Israeli Prime Minister Benjamin Netanyahu's claim Sunday of absolutely reliable intelligence linking Hezbollah to the bombing in Burgas, Bulgaria last week was apparently aimed at supporting his government's determination to get the EU to declare Hezbollah a terrorist organisation.
The Netanyahu claim in interviews on Fox News Sunday and CBS Face the Nation of "rock solid" intelligence on the bombing was accompanied by an announcement that Israeli Foreign Minister Avigdor Lieberman would travel to Brussels Monday to meet with EU foreign policy chief Catherine Ashton and foreign ministers of nine EU member states to persuade them to put Hezbollah on the list of terrorist organisations.
Netanyahu, who usually emphasises Iran's role in terrorism, focused primarily on Hezbollah's alleged culpability.
Unlike the United States, the EU has never officially considered Hezbollah to be a terrorist organisation, but Netanyahu believes that pinning the Bulgarian bombing on Hezbollah gives him political leverage on the EU to change that.
Lieberman was quoted Sunday as saying the bombing in Bulgaria "has changed the way in which Hezbollah is seen."
For months, Netanyau has been building a case that Iran has been carrying out a worldwide campaign of terrorism. That narrative is based, however, on a systematic and highly successful Israeli campaign of shaping the news coverage of a series of murky allegations about terrorist actions or efforts in Baku, Tibilisi, Bangkok and Delhi, and into stories fitting neatly into the overall narrative.

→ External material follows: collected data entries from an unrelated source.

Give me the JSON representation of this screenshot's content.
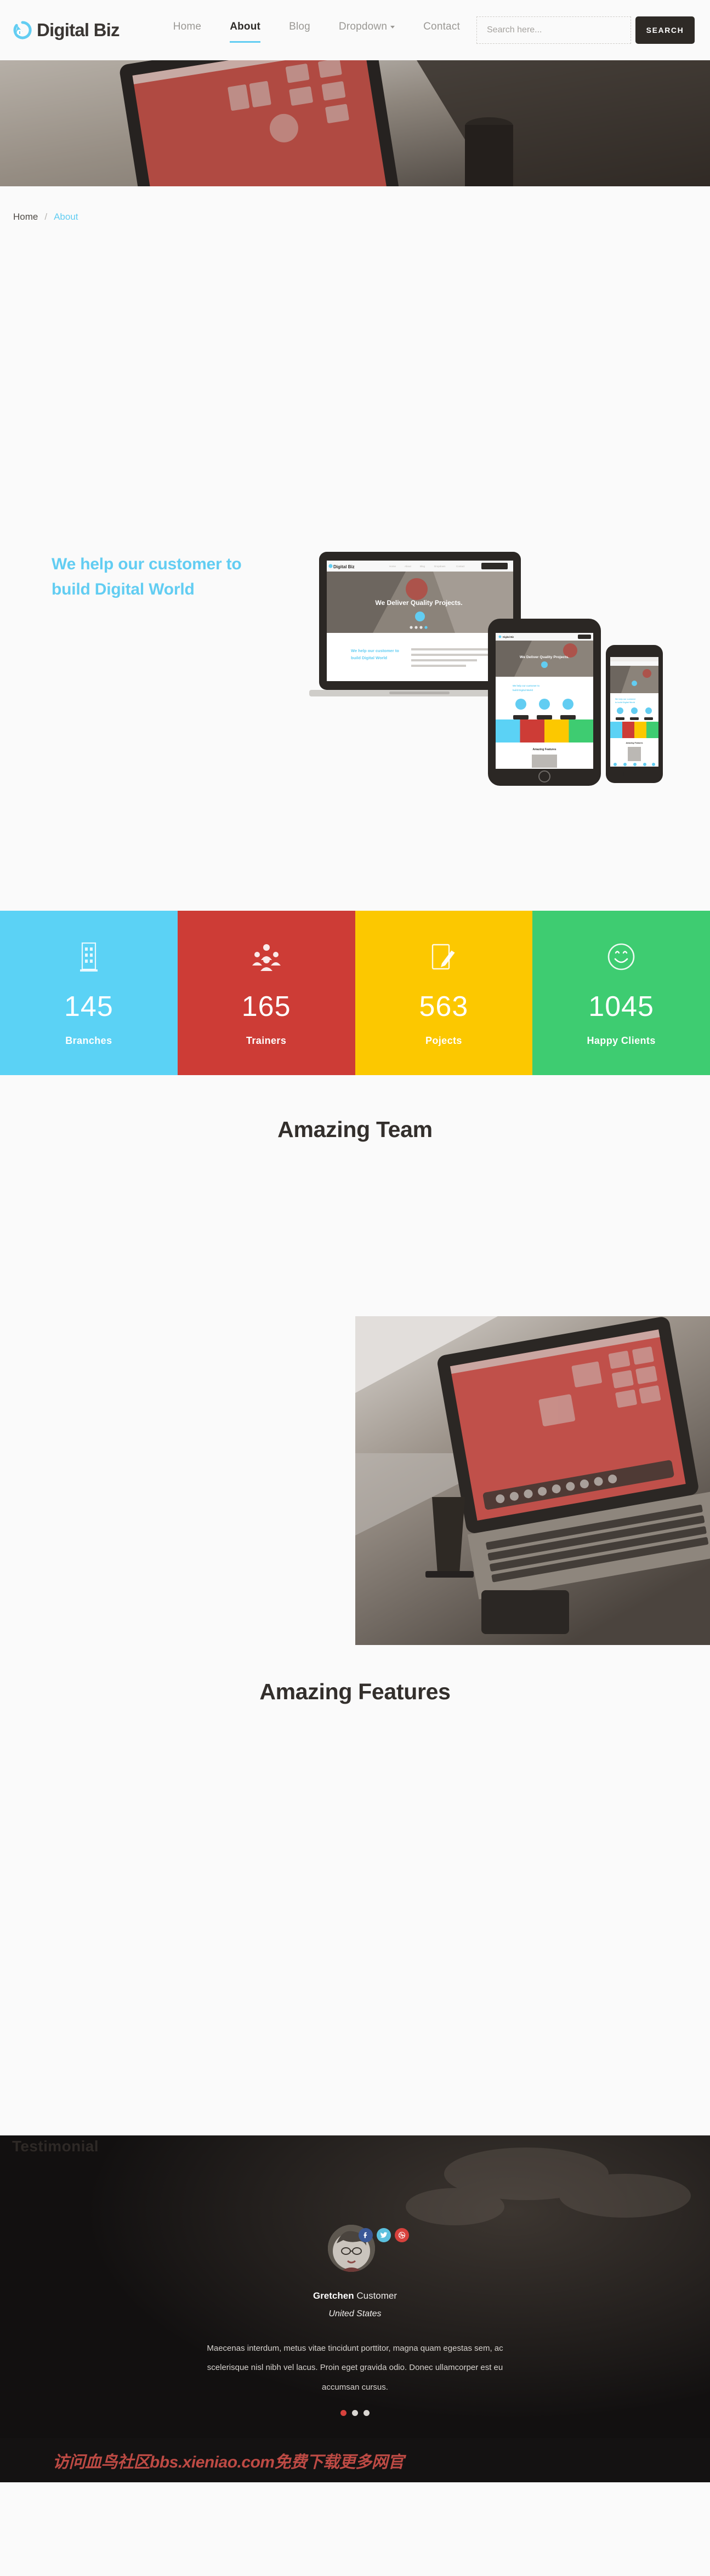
{
  "brand": {
    "name": "Digital Biz",
    "icon": "refresh-circle-icon",
    "accent": "#62cdf2"
  },
  "nav": {
    "items": [
      {
        "label": "Home",
        "active": false,
        "dropdown": false
      },
      {
        "label": "About",
        "active": true,
        "dropdown": false
      },
      {
        "label": "Blog",
        "active": false,
        "dropdown": false
      },
      {
        "label": "Dropdown",
        "active": false,
        "dropdown": true
      },
      {
        "label": "Contact",
        "active": false,
        "dropdown": false
      }
    ]
  },
  "search": {
    "placeholder": "Search here...",
    "value": "",
    "button_label": "SEARCH"
  },
  "breadcrumb": {
    "home": "Home",
    "separator": "/",
    "current": "About"
  },
  "hero": {
    "title_line1": "We help our customer to",
    "title_line2": "build Digital World",
    "mockup_caption": "We Deliver Quality Projects."
  },
  "counters": [
    {
      "value": "145",
      "label": "Branches",
      "color": "#5bd2f5",
      "icon": "building-icon"
    },
    {
      "value": "165",
      "label": "Trainers",
      "color": "#cd3c36",
      "icon": "users-group-icon"
    },
    {
      "value": "563",
      "label": "Pojects",
      "color": "#fcc800",
      "icon": "edit-pencil-icon"
    },
    {
      "value": "1045",
      "label": "Happy Clients",
      "color": "#3ecc71",
      "icon": "smiley-face-icon"
    }
  ],
  "team": {
    "title": "Amazing Team"
  },
  "features": {
    "title": "Amazing Features"
  },
  "testimonial": {
    "heading": "Testimonial",
    "name": "Gretchen",
    "role": "Customer",
    "country": "United States",
    "quote": "Maecenas interdum, metus vitae tincidunt porttitor, magna quam egestas sem, ac scelerisque nisl nibh vel lacus. Proin eget gravida odio. Donec ullamcorper est eu accumsan cursus.",
    "socials": [
      {
        "name": "facebook-icon",
        "color": "#3b5998"
      },
      {
        "name": "twitter-icon",
        "color": "#5bc0de"
      },
      {
        "name": "dribbble-icon",
        "color": "#d7413c"
      }
    ],
    "dots": [
      {
        "active": true
      },
      {
        "active": false
      },
      {
        "active": false
      }
    ]
  },
  "watermark": {
    "text": "访问血鸟社区bbs.xieniao.com免费下载更多网官"
  }
}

Netanyahu used sweeping language about the alleged intelligence underlying his charge that Hezbollah carried out the Bulgarian tourist bombing, but refused to offer any further information to back it up.
In the interview on Fox News Sunday, Netanyahu said, "We know with absolute certainty, without a shadow of a doubt that this is a Hezbollah operation."... But despite being asked by interviewer Chris Wallace for some indication of the nature of the intelligence, he would say only that information had been shared with "friendly agencies."
When the heads of Mossad and Shin Bet, Tamir Pardo and Yoram Cohen, briefed the Israeli cabinet Sunday on those agencies' efforts against what were described as Iranian and Hezbollah plans for terrorism in more than 20 countries, they were not reported to have presented hard intelligence supporting the claim of Hezbollah responsibility for the Bulgarian bombing.
If the Israeli government did share intelligence information on Hezbollah and the Bulgarian bombing with the Central Intelligence Agency as Netanyahu claimed, it did not register with the senior U.S. officials on Jul. 19.
When a "senior U.S. official" was quoted by the New York Times that day confirming the Israeli assertion that the bomber who carried out the operation was "a member of a Hezbollah cell operating in Bulgaria," he was apparently merely making assumptions rather than relying on any hard evidence.
Also on July 19, Pentagon press secretary George Little said, "I don't know that anybody has assessed attribution for this cowardly action."
On Jul. 20, White House spokesman Jay Carney said the administration was "not in a position to make a statement about responsibility."
Netanyahu declared immediately after the news of the Bulgarian bus bombing July 18 that Iran was responsible for the attack. In support of the charge, he cited recent alleged terrorist incidents in a number of other countries. "All the signs lead to Iran," he said.
But Netanyahu offered no proof, and the Israeli Embassy in Washington acknowledged to CNN on July 19 that it had no proof that Iran was the instigator of the attack.
Netanyahu also argued in his Fox News interview, as well as in an appearance on CBS Face the Nation, that an Iran/Hezbollah connection to the bombing of the Israeli tourist bus could be reasonably inferred from a Hezbollah terrorist plan that had been discovered in Cyprus only a week earlier.